> yes we're using copyrighted works, but There’s no law against “using” copyrigh...

diffeomorphism · on Sept 8, 2023

> For example, it certainly doesn’t “copy” the things it’s trained on by any legal definition.

What about pictures still containing watermarks? Regardless of the actual legality, this does not fit "certainly".

> The most analogous situation to what transformer models do is a person learning from experience and creating their own work _influenced_ by what they’ve observed

No, it is not. It is called machine "learning" so clearly that is a fly made out of butter. Maybe courts will agree, maybe they won't, but the analogy to human learning is quite strenuous at best.

semiquaver · on Sept 8, 2023

Here is the section of title 17 that defines the rights of copyright holders and what terms like “copy” mean in US law. It’s clear as mud but I feel it’s likely that the process of training neural network weights is not going to be held as equivalent to verbatim digital copies. It’s just not the same thing and the law has no clear provision for it, except by analogy to existing human creative processes.

https://www.copyright.gov/title17/92chap1.html#106A

The most closely applicable existing law is that of “derivative works” but those require human authorship, so it’s far from clear that those would apply to AI output either. Ultimately this is going to be hashed out in the courts until some actual laws are written to deal with it.

(IANAL)

heavyset_go · on Sept 8, 2023

> It’s clear as mud but I feel it’s likely that the process of training neural network weights is not going to be held as equivalent to verbatim digital copies.

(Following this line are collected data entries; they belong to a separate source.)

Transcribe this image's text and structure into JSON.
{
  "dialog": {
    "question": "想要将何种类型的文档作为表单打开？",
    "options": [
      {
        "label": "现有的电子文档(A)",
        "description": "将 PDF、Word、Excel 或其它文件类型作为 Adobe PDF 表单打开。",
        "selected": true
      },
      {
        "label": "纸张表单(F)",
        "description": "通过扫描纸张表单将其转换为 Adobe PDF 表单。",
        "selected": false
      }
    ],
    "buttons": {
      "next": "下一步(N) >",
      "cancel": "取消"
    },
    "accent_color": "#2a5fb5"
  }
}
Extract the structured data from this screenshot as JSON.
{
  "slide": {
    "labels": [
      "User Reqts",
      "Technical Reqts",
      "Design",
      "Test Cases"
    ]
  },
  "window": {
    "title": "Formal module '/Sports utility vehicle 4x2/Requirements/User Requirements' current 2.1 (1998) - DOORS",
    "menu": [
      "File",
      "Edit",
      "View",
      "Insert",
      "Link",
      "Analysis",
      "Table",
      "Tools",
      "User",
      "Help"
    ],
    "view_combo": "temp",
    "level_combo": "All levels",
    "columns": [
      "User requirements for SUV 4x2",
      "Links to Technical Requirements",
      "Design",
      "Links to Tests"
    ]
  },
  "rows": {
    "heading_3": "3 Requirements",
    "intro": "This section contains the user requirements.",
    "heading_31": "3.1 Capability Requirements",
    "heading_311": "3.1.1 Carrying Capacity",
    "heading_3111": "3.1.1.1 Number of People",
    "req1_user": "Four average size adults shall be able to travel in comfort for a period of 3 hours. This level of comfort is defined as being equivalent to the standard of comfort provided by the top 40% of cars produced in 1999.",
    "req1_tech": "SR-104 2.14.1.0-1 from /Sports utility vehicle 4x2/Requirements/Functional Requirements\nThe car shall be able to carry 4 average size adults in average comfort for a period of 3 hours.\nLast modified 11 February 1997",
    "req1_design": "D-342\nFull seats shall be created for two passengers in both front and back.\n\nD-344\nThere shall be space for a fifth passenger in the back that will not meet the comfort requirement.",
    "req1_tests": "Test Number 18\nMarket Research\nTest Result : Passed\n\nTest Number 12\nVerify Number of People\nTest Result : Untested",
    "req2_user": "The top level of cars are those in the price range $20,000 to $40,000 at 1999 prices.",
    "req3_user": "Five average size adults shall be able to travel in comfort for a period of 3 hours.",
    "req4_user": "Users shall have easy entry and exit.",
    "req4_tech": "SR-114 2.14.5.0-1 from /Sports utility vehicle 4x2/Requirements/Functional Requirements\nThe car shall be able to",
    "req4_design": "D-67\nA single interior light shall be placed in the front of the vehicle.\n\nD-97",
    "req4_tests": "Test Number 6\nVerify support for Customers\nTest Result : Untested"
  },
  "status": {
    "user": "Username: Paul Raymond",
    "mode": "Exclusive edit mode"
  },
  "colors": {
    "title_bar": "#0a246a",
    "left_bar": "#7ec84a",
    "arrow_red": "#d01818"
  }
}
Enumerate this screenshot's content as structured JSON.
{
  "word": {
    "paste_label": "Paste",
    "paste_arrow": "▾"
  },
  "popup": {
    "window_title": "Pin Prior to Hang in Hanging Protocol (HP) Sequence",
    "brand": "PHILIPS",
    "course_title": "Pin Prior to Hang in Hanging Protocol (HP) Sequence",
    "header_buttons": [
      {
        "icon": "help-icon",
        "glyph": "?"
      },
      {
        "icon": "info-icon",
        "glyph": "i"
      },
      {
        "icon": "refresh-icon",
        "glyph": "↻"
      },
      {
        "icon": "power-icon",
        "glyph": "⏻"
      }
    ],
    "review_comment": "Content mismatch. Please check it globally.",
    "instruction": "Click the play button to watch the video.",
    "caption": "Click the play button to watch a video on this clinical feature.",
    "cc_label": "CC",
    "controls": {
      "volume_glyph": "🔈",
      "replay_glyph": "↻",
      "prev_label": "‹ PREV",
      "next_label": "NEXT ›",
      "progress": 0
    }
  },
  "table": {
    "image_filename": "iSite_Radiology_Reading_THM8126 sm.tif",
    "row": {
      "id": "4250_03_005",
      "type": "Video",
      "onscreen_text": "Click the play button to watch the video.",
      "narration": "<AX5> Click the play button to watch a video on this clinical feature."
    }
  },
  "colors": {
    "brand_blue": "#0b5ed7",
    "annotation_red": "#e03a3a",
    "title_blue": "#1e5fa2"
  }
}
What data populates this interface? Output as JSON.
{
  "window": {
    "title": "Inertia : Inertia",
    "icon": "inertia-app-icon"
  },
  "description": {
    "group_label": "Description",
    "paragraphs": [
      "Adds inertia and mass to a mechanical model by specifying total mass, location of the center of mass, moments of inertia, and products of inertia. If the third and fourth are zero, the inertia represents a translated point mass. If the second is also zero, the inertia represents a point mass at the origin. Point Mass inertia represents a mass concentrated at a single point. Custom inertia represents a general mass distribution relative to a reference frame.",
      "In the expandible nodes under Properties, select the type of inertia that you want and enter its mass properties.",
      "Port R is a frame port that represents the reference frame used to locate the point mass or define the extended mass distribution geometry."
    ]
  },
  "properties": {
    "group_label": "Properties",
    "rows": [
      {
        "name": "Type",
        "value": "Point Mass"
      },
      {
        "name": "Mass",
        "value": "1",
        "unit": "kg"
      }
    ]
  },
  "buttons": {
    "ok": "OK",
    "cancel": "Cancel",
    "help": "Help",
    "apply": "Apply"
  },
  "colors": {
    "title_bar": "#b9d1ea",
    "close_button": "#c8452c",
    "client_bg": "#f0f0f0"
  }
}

It's taking verbatim digital copies and using a form of lossy compression to transform them, which I think is clear when looking at things like auto-encoders.

semiquaver · on Sept 8, 2023

Isn’t your brain doing the same thing when it reads text or views a painting? Some people can even memorize and precisely recreate the things they’ve seen. But no one considers the process of lossy storage in human memory to be copyright infringement. Instead the later reproduction itself might be infringing. I think it will be the same here. Training models on copyrighted content won’t fall afoul of any existing law, instead legal challenges will have to be aimed at specific instances where the models produce output that arguably infringes copyright.

That’s inconvenient for opponents of this technology because they would prefer to ban the training itself, but there’s not a good justification under existing law to do this.